Procédure devant la Cour :
Par une requête enregistrée le 10 avril 2015, M. A..., représenté par Me B..., demande à la Cour :
1°) d'annuler ce jugement du 21 octobre 2014 du tribunal administratif de Marseille ;
2°) d'annuler l'arrêté du 11 mars 2014 du préfet des Bouches-du-Rhône ;
3°) d'enjoindre au préfet de lui délivrer une carte de séjour portant la mention " vie privée et familiale " ou, à titre subsidiaire, de réexaminer sa demande dans le délai d'un mois à compter de l'arrêt à intervenir en lui attribuant une autorisation provisoire de séjour sous astreinte de 150 euros par jour de retard ;
4°) de mettre à la charge de l'Etat la somme de 1 500 euros au titre de l'article L. 761-1 du code de justice administrative et de l'article 37 de la loi du 10 juillet 1991.
Il soutient que :
- la décision de refus de titre de séjour et d'éloignement est insuffisamment motivée ;
- la commission du titre de séjour n'a pas été saisie ;
- il remplit les conditions prévues par les stipulations du 1) de l'article 6 de l'accord franco-algérien pour obtenir un titre de séjour ;
- l'arrêté méconnaît l'article 8 de la convention européenne de sauvegarde des droits de l'homme et des libertés fondamentales ;
- la mesure d'éloignement est illégale du fait de l'illégalité du refus de titre de séjour ;
- elle méconnaît les dispositions de l'article 12 de la directive 2008/115/CE du 16 décembre 2008 et se trouve dépourvue de base légale ;
- elle est entachée d'erreur manifeste d'appréciation et d'erreur de droit ;
- le refus d'accorder un délai de départ supérieur à trente jours est insuffisamment motivé.

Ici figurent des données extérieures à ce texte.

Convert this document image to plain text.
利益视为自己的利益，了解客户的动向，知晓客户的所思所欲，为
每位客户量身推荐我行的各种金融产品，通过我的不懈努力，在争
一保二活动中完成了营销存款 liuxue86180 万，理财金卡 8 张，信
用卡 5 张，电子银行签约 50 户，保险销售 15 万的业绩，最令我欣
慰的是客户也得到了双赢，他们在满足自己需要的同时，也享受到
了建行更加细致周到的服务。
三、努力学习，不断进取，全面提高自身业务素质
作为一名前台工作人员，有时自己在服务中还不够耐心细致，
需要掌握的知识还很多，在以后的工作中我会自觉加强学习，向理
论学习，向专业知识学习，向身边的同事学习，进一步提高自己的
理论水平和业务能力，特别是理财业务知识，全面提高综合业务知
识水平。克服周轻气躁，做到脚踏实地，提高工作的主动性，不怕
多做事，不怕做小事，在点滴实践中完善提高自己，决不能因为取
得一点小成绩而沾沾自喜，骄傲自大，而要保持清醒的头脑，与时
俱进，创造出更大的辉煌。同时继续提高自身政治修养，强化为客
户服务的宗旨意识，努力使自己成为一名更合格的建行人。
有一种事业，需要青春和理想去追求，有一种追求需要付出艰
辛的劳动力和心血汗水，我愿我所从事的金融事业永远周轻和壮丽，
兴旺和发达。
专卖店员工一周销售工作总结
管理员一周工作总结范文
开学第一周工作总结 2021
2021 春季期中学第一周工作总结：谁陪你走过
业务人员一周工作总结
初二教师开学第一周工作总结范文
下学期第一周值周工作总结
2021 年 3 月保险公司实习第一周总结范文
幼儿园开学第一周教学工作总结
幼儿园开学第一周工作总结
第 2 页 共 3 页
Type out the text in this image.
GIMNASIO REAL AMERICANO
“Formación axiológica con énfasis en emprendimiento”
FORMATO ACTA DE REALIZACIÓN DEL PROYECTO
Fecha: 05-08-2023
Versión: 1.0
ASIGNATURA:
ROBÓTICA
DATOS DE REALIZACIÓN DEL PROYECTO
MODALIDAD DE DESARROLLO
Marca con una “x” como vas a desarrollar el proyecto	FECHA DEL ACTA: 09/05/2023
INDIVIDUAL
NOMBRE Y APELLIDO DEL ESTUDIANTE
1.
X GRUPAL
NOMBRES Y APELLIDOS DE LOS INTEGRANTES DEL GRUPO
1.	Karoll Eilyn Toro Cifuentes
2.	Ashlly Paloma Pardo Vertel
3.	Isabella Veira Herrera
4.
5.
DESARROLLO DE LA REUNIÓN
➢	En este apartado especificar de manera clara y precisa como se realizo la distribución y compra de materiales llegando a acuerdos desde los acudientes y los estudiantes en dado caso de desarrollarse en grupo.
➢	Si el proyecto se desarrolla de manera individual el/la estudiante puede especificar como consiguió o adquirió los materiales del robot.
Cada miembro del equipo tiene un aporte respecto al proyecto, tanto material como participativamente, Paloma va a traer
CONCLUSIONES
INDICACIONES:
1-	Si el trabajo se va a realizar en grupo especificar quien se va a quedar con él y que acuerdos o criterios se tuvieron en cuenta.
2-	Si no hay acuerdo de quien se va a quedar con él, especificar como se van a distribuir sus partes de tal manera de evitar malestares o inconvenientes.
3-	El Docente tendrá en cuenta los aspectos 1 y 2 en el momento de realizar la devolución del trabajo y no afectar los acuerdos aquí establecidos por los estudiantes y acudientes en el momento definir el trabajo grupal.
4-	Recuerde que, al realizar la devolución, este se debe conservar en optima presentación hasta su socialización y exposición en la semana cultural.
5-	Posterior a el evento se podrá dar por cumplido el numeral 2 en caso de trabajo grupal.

M. A... a été admis au bénéfice de l'aide juridictionnelle totale par décision du 13 janvier 2015.
Vu les autres pièces du dossier.
Vu :
- la convention européenne de sauvegarde des droits de l'homme et des libertés fondamentales ;
- la directive 2008/115/CE du Parlement européen et du Conseil du 16 décembre 2008 ;
- l'accord franco-algérien du 27 décembre 1968 ;
- le code de l'entrée et du séjour des étrangers et du droit d'asile ;
- la loi n° 91-647 du 10 juillet 1991 ;
- le code de justice administrative.
Le président de la formation de jugement a dispensé le rapporteur public, sur sa proposition, de prononcer des conclusions à l'audience.
Les parties ont été régulièrement averties du jour de l'audience.
A été entendu au cours de l'audience publique le rapport de M. Haïli.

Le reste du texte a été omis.